Chew was taking part in Knock Out Opioid Abuse Day, a statewide event organized by the nonprofit Partnership for a Drug-Free New Jersey.

Volunteers fanned out across the Garden State to hand out pamphlets and door hangers with information on opioid addiction and drug treatment, part of a larger strategy to fight the opioid crisis in the state. They targeted passers-by, police departments, doctors’ offices, and anybody else who would stop and listen.

Gov. Chris Christie has made combating drug abuse a marquee issue of his final year in office, tightening the prescription rules on doctors and allocating extra state funding for treatment programs. This week the administration announced nearly $3 million in grants for recovery high schools, meant to help teenagers battling substance abuse.

On Thursday, state Attorney General Christopher Porrino joined other states in suing Insys Therapeutics, Inc., a pharmaceutical company that produces opioids, claiming that “the conduct alleged in our lawsuit is nothing short of evil.”

Knock Out Opioid Abuse Day aimed to attack the opioid epidemic through education, banking on the theory that some people in the throes of addiction might simply need a little assistance to see the path to recovery.

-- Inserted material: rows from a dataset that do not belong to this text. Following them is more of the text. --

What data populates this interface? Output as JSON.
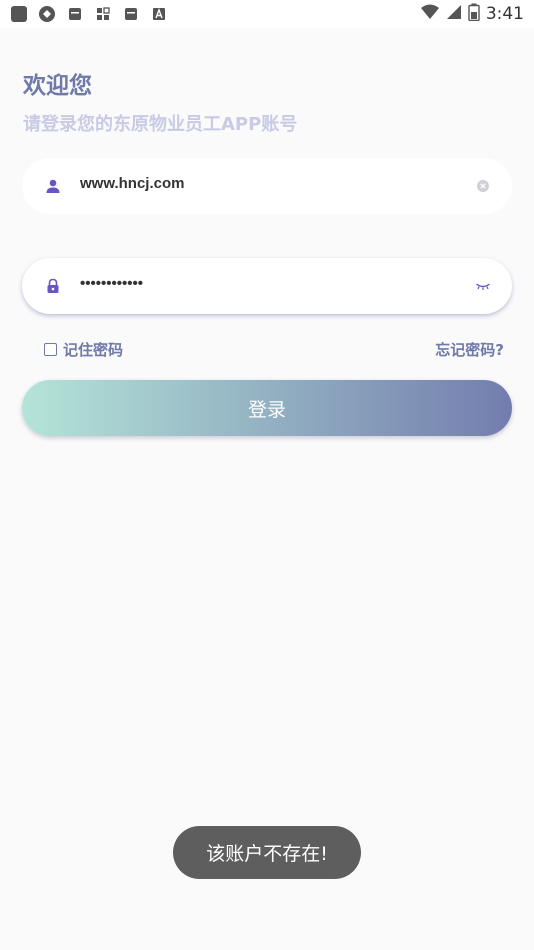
{
  "status_bar": {
    "time": "3:41",
    "left_icons": [
      "app-square-icon",
      "vpn-icon",
      "message-icon",
      "grid-app-icon",
      "mail-icon",
      "font-a-icon"
    ],
    "right_icons": [
      "wifi-icon",
      "signal-icon",
      "battery-icon"
    ]
  },
  "header": {
    "title": "欢迎您",
    "subtitle": "请登录您的东原物业员工APP账号"
  },
  "form": {
    "username": {
      "value": "www.hncj.com",
      "lead_icon": "user-icon",
      "trail_icon": "clear-icon"
    },
    "password": {
      "value": "••••••••••••",
      "lead_icon": "lock-icon",
      "trail_icon": "eye-closed-icon"
    },
    "remember_label": "记住密码",
    "remember_checked": false,
    "forgot_label": "忘记密码?",
    "login_label": "登录"
  },
  "toast": {
    "message": "该账户不存在!"
  },
  "colors": {
    "accent": "#6f7aa8",
    "subtitle": "#c9cbe6",
    "icon": "#6a55c4",
    "gradient_start": "#b4e4d8",
    "gradient_end": "#737dae",
    "toast_bg": "#5e5e5e"
  }
}
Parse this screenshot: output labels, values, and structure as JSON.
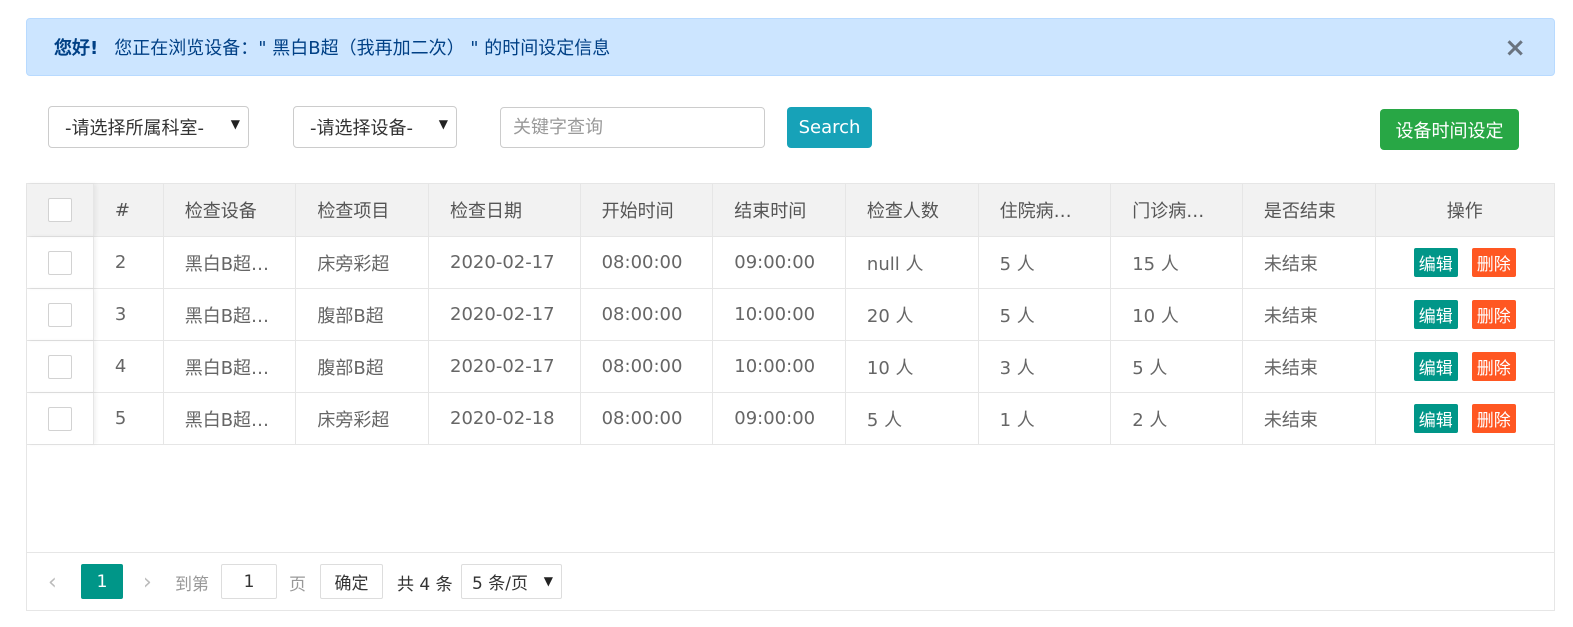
{
  "alert": {
    "strong": "您好!",
    "message": "您正在浏览设备：\" 黑白B超（我再加二次） \" 的时间设定信息",
    "close_glyph": "×"
  },
  "filters": {
    "department_select": "-请选择所属科室-",
    "device_select": "-请选择设备-",
    "search_placeholder": "关键字查询",
    "search_button": "Search",
    "setting_button": "设备时间设定",
    "arrow_glyph": "▼"
  },
  "table": {
    "headers": [
      "#",
      "检查设备",
      "检查项目",
      "检查日期",
      "开始时间",
      "结束时间",
      "检查人数",
      "住院病…",
      "门诊病…",
      "是否结束",
      "操作"
    ],
    "edit_label": "编辑",
    "delete_label": "删除",
    "rows": [
      [
        "2",
        "黑白B超…",
        "床旁彩超",
        "2020-02-17",
        "08:00:00",
        "09:00:00",
        "null 人",
        "5 人",
        "15 人",
        "未结束"
      ],
      [
        "3",
        "黑白B超…",
        "腹部B超",
        "2020-02-17",
        "08:00:00",
        "10:00:00",
        "20 人",
        "5 人",
        "10 人",
        "未结束"
      ],
      [
        "4",
        "黑白B超…",
        "腹部B超",
        "2020-02-17",
        "08:00:00",
        "10:00:00",
        "10 人",
        "3 人",
        "5 人",
        "未结束"
      ],
      [
        "5",
        "黑白B超…",
        "床旁彩超",
        "2020-02-18",
        "08:00:00",
        "09:00:00",
        "5 人",
        "1 人",
        "2 人",
        "未结束"
      ]
    ]
  },
  "pagination": {
    "prev_glyph": "‹",
    "next_glyph": "›",
    "current_page": "1",
    "goto_label": "到第",
    "goto_value": "1",
    "page_unit": "页",
    "confirm_label": "确定",
    "total_label": "共 4 条",
    "page_size": "5 条/页"
  },
  "colors": {
    "alert_bg": "#cce5ff",
    "search_button": "#17a2b8",
    "setting_button": "#28a745",
    "edit_button": "#009688",
    "delete_button": "#ff5722",
    "current_page": "#009688"
  }
}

“We are here to help. It’s not just about locking somebody up,” said Capt. Mike Morrell, an 18-year veteran of the police department of Gloucester City, which is batting back the flow of opioids alongside Camden, Newark and other larger urban centers.

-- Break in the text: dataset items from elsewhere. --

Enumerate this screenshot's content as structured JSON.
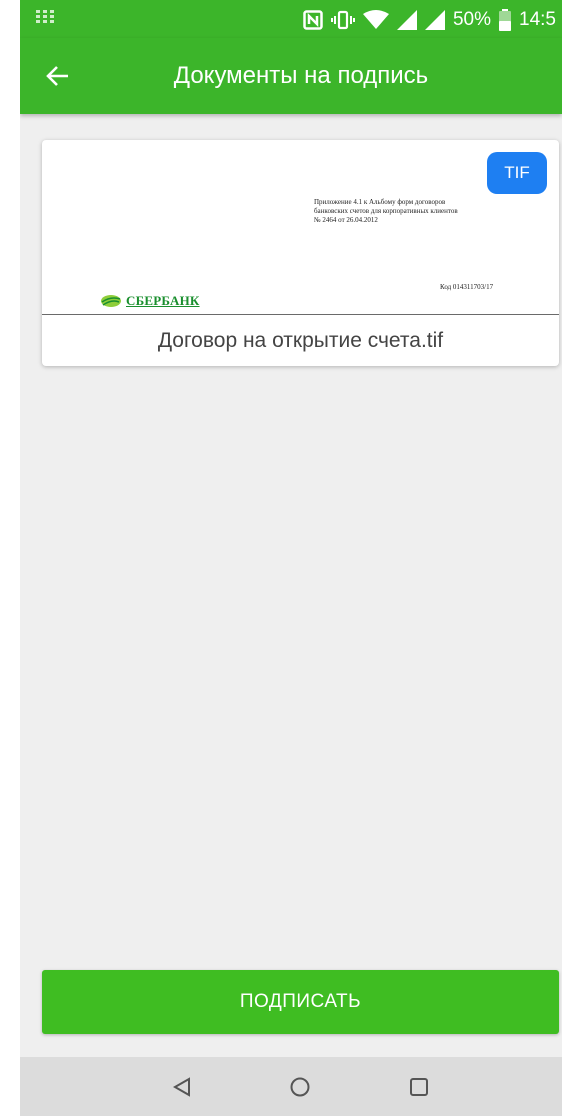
{
  "status_bar": {
    "battery": "50%",
    "time": "14:5",
    "icons": [
      "apps-grid-icon",
      "nfc-icon",
      "vibrate-icon",
      "wifi-icon",
      "signal-icon",
      "signal-icon",
      "battery-icon"
    ]
  },
  "toolbar": {
    "title": "Документы на подпись",
    "back_icon": "arrow-left-icon"
  },
  "document": {
    "badge": "TIF",
    "name": "Договор на открытие счета.tif",
    "preview": {
      "note_line1": "Приложение 4.1 к Альбому форм договоров",
      "note_line2": "банковских счетов для корпоративных клиентов",
      "note_line3": "№ 2464 от 26.04.2012",
      "code": "Код 014311703/17",
      "logo_text": "СБЕРБАНК"
    }
  },
  "sign_button": {
    "label": "ПОДПИСАТЬ"
  },
  "nav_bar": {
    "icons": [
      "back-triangle-icon",
      "home-circle-icon",
      "recents-square-icon"
    ]
  },
  "colors": {
    "green": "#3cb52a",
    "button_green": "#3fbd22",
    "badge_blue": "#1e7ff2"
  }
}
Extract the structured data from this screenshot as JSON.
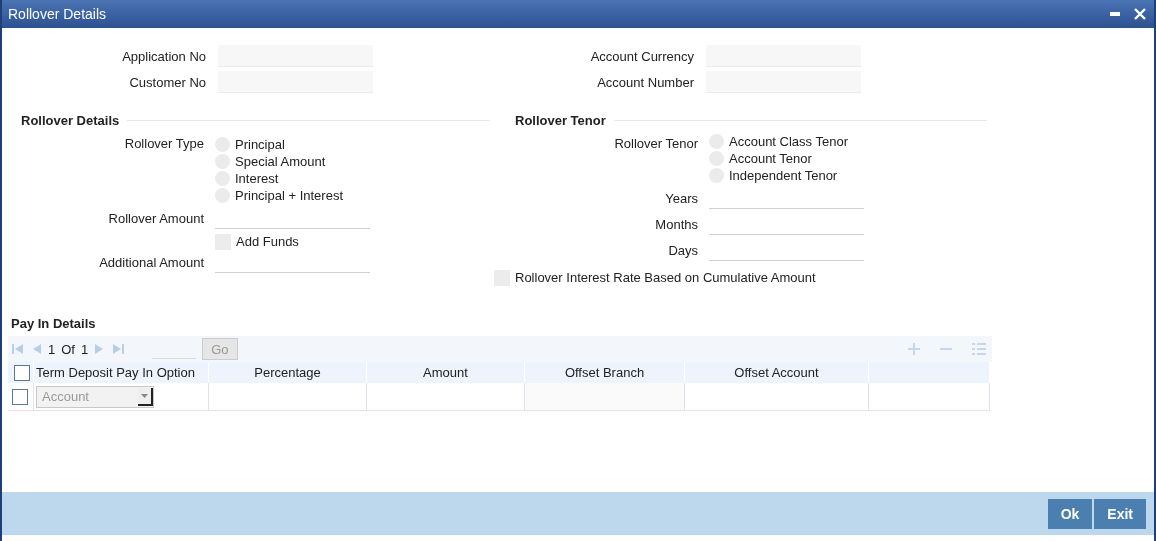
{
  "window": {
    "title": "Rollover Details"
  },
  "header_fields": {
    "left": [
      {
        "label": "Application No"
      },
      {
        "label": "Customer No"
      }
    ],
    "right": [
      {
        "label": "Account Currency"
      },
      {
        "label": "Account Number"
      }
    ]
  },
  "rollover_details": {
    "heading": "Rollover Details",
    "rollover_type": {
      "label": "Rollover Type",
      "options": [
        {
          "label": "Principal",
          "selected": false
        },
        {
          "label": "Special Amount",
          "selected": false
        },
        {
          "label": "Interest",
          "selected": false
        },
        {
          "label": "Principal + Interest",
          "selected": false
        }
      ]
    },
    "rollover_amount": {
      "label": "Rollover Amount"
    },
    "add_funds": {
      "label": "Add Funds",
      "checked": false
    },
    "additional_amount": {
      "label": "Additional Amount"
    }
  },
  "rollover_tenor": {
    "heading": "Rollover Tenor",
    "tenor": {
      "label": "Rollover Tenor",
      "options": [
        {
          "label": "Account Class Tenor",
          "selected": false
        },
        {
          "label": "Account Tenor",
          "selected": false
        },
        {
          "label": "Independent Tenor",
          "selected": false
        }
      ]
    },
    "fields": [
      {
        "label": "Years"
      },
      {
        "label": "Months"
      },
      {
        "label": "Days"
      }
    ],
    "cumulative": {
      "label": "Rollover Interest Rate Based on Cumulative Amount",
      "checked": false
    }
  },
  "pay_in": {
    "heading": "Pay In Details",
    "page": "1",
    "of": "Of",
    "total": "1",
    "go": "Go",
    "columns": [
      "Term Deposit Pay In Option",
      "Percentage",
      "Amount",
      "Offset Branch",
      "Offset Account"
    ],
    "header_checked": false,
    "rows": [
      {
        "checked": false,
        "option": "Account"
      }
    ]
  },
  "buttons": [
    "Ok",
    "Exit"
  ]
}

Even though the town of 11,000 people is small and tightly knit, Morrell said, at least one person overdoses there every week or so.

“People are traveling to Camden [or] Philadelphia, and they’re obtaining their opioids. And, a lot of times, they end up coming back into town here, and might pull over to the side of the road or use one of our hotel parking lots,” he said.

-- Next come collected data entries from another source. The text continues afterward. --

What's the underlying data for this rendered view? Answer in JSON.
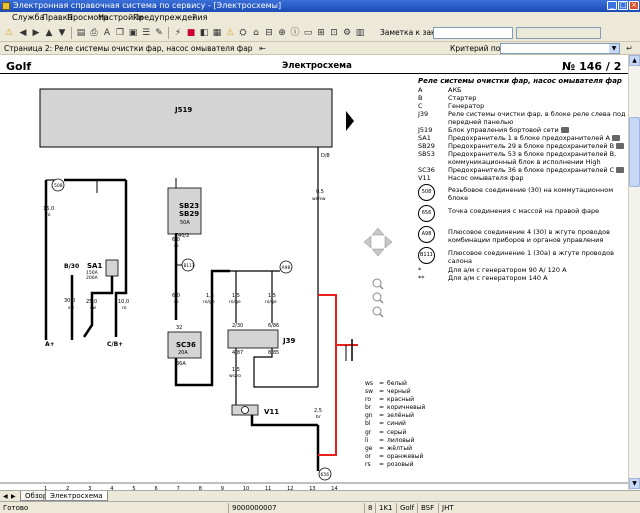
{
  "window": {
    "title": "Электронная справочная система по сервису - [Электросхемы]"
  },
  "menu": {
    "items": [
      "Служба",
      "Правка",
      "Просмотр",
      "Настройки",
      "Предупреждения",
      "?"
    ]
  },
  "toolbar": {
    "order_note_label": "Заметка к заказу:"
  },
  "pagebar": {
    "page_label": "Страница 2: Реле системы очистки фар, насос омывателя фар",
    "search_criteria_label": "Критерий поиска:"
  },
  "document": {
    "model": "Golf",
    "title": "Электросхема",
    "page_number": "№  146 / 2"
  },
  "diagram": {
    "unit_j519": "J519",
    "fuse_sb23": "SB23",
    "fuse_sb29": "SB29",
    "fuse_sb_rating": "50A",
    "fuse_sc36": "SC36",
    "fuse_sc36_rating": "20A",
    "relay_j39": "J39",
    "pump_v11": "V11",
    "battery_a": "A+",
    "starter_b": "B/30",
    "generator_c": "C/B+",
    "sa1": "SA1",
    "sa1_rating_a": "150A",
    "sa1_rating_b": "200A",
    "conn_508": "508",
    "conn_b111": "B111",
    "conn_a98": "A98",
    "conn_656": "656",
    "t40_2": "T40/2",
    "pins": {
      "p30": "30",
      "p31": "31",
      "p32": "32",
      "p36a": "36A",
      "p2_30": "2/30",
      "p6_86": "6/86",
      "p4_87": "4/87",
      "p8_85": "8/85"
    },
    "wires": {
      "w_16_ro": "16,0",
      "w_16_ro_c": "ro",
      "w_60_ro": "6,0",
      "w_60_ro_c": "ro",
      "w_300_sw": "30,0",
      "w_300_sw_c": "sw",
      "w_25_sw": "25,0",
      "w_25_sw_c": "sw",
      "w_100_ro": "10,0",
      "w_100_ro_c": "ro",
      "w_60b": "6,0",
      "w_60b_c": "ro",
      "w_60c": "6,0",
      "w_60c_c": "ro",
      "w_15_a": "1,5",
      "w_15_a_c": "ro/ge",
      "w_15_b": "1,5",
      "w_15_b_c": "ro/ge",
      "w_15_c": "1,5",
      "w_15_c_c": "ro/ge",
      "w_15_d": "1,5",
      "w_15_d_c": "ws/ro",
      "w_05": "0,5",
      "w_05_c": "ws/sw",
      "w_08": "D/8",
      "w_25br": "2,5",
      "w_25br_c": "br"
    },
    "grid_numbers": [
      "1",
      "2",
      "3",
      "4",
      "5",
      "6",
      "7",
      "8",
      "9",
      "10",
      "11",
      "12",
      "13",
      "14"
    ]
  },
  "legend": {
    "heading": "Реле системы очистки фар, насос омывателя фар",
    "entries": [
      {
        "code": "A",
        "text": "АКБ"
      },
      {
        "code": "B",
        "text": "Стартер"
      },
      {
        "code": "C",
        "text": "Генератор"
      },
      {
        "code": "J39",
        "text": "Реле системы очистки фар, в блоке реле слева под передней панелью"
      },
      {
        "code": "J519",
        "text": "Блок управления бортовой сети"
      },
      {
        "code": "SA1",
        "text": "Предохранитель 1 в блоке предохранителей A"
      },
      {
        "code": "SB29",
        "text": "Предохранитель 29 в блоке предохранителей B"
      },
      {
        "code": "SB53",
        "text": "Предохранитель 53 в блоке предохранителей B, коммуникационный блок в исполнении High"
      },
      {
        "code": "SC36",
        "text": "Предохранитель 36 в блоке предохранителей C"
      },
      {
        "code": "V11",
        "text": "Насос омывателя фар"
      }
    ],
    "circled": [
      {
        "code": "508",
        "text": "Резьбовое соединение (30) на коммутационном блоке"
      },
      {
        "code": "656",
        "text": "Точка соединения с массой на правой фаре"
      },
      {
        "code": "A98",
        "text": "Плюсовое соединение 4 (30) в жгуте проводов комбинации приборов и органов управления"
      },
      {
        "code": "B111",
        "text": "Плюсовое соединение 1 (30a) в жгуте проводов салона"
      }
    ],
    "notes": [
      {
        "code": "*",
        "text": "Для а/м с генератором 90 A/ 120 A"
      },
      {
        "code": "**",
        "text": "Для а/м с генератором 140 A"
      }
    ]
  },
  "color_key": [
    {
      "code": "ws",
      "name": "белый"
    },
    {
      "code": "sw",
      "name": "черный"
    },
    {
      "code": "ro",
      "name": "красный"
    },
    {
      "code": "br",
      "name": "коричневый"
    },
    {
      "code": "gn",
      "name": "зелёный"
    },
    {
      "code": "bl",
      "name": "синий"
    },
    {
      "code": "gr",
      "name": "серый"
    },
    {
      "code": "li",
      "name": "лиловый"
    },
    {
      "code": "ge",
      "name": "жёлтый"
    },
    {
      "code": "or",
      "name": "оранжевый"
    },
    {
      "code": "rs",
      "name": "розовый"
    }
  ],
  "tabs": {
    "items": [
      "Обзор",
      "Электросхема"
    ],
    "active": "Электросхема"
  },
  "statusbar": {
    "ready": "Готово",
    "order_number": "9000000007",
    "cells": [
      "8",
      "1K1",
      "Golf",
      "BSF",
      "JHT"
    ]
  },
  "colors": {
    "red_wire": "#e8201c",
    "black_wire": "#000000",
    "unit_fill": "#d4d4d4",
    "title_bar": "#1c4bb6"
  }
}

(Gloucester City police officers now carry naloxone, a drug that can reverse an overdose.)

James Burkhardt, who stopped to chat on Friday, said “half the people I know” in Gloucester City are addicted to drugs. “Second to Camden,” Burkhardt said of the seriousness of the problem there. “And Camden’s pretty damn bad.”

It is an epidemic, officials say, that touches more corners of society than previous drug crises that have occurred — largely in cities — in this country.

Chew, now a program coordinator at the nonprofit Camden County Council on Alcoholism and Drug Abuse, said decades in the police force taught him that arresting drug users does not help them shake their addiction or improve their lives.

When he isn’t giving talks on the issue, Chew is spreading the word at the street level, hoping the information on addiction he offers finds its way to someone who needs it.

“Unless you have someone in your family that’s telling you about it, a friend giving you education about it and doing everything they can to prevent it,” Chew said, “it’s gonna continue on.”

The Associated Press contributed to this report.